I’m trying to use PyTorch’s memory timeline generated by the profiler to visualize what is contributing to a GPU OOM problem. The memory allocation ramp shown in the attached image is happening during the first forward pass of a 13B parameter Llama2 model. I don’t understand why the memory allocations are categorized as “unknown” instead of using the other categories shown in the legend (e.g., parameters, activations, etc).
One piece of info that may or may not be relevant: I’m using DeepSpeed Zero-3 on a 16-GPU cluster.
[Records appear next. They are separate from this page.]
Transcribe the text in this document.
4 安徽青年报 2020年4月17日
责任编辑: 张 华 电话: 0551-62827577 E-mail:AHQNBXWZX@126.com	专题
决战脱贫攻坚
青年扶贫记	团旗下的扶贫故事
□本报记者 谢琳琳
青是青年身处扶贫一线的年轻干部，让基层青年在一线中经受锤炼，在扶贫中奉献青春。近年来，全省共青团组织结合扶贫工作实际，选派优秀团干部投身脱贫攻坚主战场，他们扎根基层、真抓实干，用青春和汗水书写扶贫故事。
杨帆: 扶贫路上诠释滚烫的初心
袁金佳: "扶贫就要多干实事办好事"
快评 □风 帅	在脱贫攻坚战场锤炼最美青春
Is it possible that DeepSpeed isn’t playing well with the profiler’s ability to recognize the memory allocation categories?
Here’s my code…
def TrainSampleBasedDataParallel(gargs, clargs):
# Create and initialize model
model = CreateAndInitializeLlama2Model(gargs)
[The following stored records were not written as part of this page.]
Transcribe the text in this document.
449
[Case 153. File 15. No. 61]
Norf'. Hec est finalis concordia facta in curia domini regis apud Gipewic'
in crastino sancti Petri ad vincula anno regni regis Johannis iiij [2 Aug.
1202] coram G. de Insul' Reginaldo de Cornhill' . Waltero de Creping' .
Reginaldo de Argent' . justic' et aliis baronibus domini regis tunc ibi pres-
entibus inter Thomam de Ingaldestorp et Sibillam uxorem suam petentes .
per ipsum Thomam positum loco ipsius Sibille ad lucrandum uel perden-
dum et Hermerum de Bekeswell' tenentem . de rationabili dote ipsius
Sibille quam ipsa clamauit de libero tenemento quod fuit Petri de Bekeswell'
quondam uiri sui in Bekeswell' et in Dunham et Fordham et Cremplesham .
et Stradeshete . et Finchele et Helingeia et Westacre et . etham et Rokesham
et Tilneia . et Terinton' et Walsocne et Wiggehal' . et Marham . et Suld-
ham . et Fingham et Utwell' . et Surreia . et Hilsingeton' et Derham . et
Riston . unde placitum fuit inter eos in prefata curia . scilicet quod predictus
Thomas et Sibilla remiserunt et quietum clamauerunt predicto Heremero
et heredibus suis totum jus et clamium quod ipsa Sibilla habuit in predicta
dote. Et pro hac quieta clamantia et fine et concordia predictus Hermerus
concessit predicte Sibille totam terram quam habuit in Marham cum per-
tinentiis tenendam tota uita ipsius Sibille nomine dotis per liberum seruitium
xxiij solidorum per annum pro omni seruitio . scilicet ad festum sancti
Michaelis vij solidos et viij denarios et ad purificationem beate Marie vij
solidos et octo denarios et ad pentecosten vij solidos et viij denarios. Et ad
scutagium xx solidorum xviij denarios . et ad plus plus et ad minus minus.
DS.runtime.zero.stage3.estimate_zero3_model_states_mem_needs_all_live(model, num_gpus_per_node=16, num_nodes=1)
modelLayers = model.AsPipelineLayers()
modelWithObjectives = ModelWithObjectives(modelLayers)
DS.zero.Init(module=modelWithObjectives)
modelEngine, _, _, _ = DS.initialize(config=gargs.DEEPSPEED_CONFIG,
model=modelWithObjectives,
model_parameters=modelWithObjectives.parameters()
)
# Create Dataloaders
trainDataLoader, evalDataLoader = CreateDataLoaders(gargs)
import logging
import socket
from datetime import datetime, timedelta
from torch.autograd.profiler import record_function
from torchvision import models
logging.basicConfig(
format="%(levelname)s:%(asctime)s %(message)s",
level=logging.INFO,
datefmt="%Y-%m-%d %H:%M:%S",
)
logger: logging.Logger = logging.getLogger(__name__)
logger.setLevel(level=logging.INFO)
TIME_FORMAT_STR: str = "%b_%d_%H_%M_%S"
def trace_handler(prof: PT.profiler.profile):
# Prefix for file names.
host_name = socket.gethostname()
timestamp = datetime.now().strftime(TIME_FORMAT_STR)
file_prefix = f"{host_name}_{timestamp}_gpu{gargs.DEVICE_ID}"
# Construct the trace file.
prof.export_chrome_trace(f"{file_prefix}.json.gz")
# Construct the memory timeline file.
prof.export_memory_timeline(f"{file_prefix}.html", device=gargs.DEVICE)
with PT.profiler.profile(
activities=[
PT.profiler.ProfilerActivity.CPU,
PT.profiler.ProfilerActivity.CUDA,
],
schedule=PT.profiler.schedule(wait=0, warmup=0, active=6, repeat=1),
record_shapes=True,
profile_memory=True,
with_stack=True,
on_trace_ready=trace_handler,
) as prof:
# ================
# Training loop
# ================
modelEngine.zero_grad()
for trainBatch in trainDataLoader:
prof.step()
with record_function("## forward ##"):
trainBatchOnDevice = SendTupleOfTupleTensorsToDevice(trainBatch, gargs.DEVICE)
trainLoss, output = modelEngine(trainBatchOnDevice)
with record_function("## backward ##"):
modelEngine.backward(trainLoss)
with record_function("## optimizer ##"):
modelEngine.step()
modelEngine.zero_grad()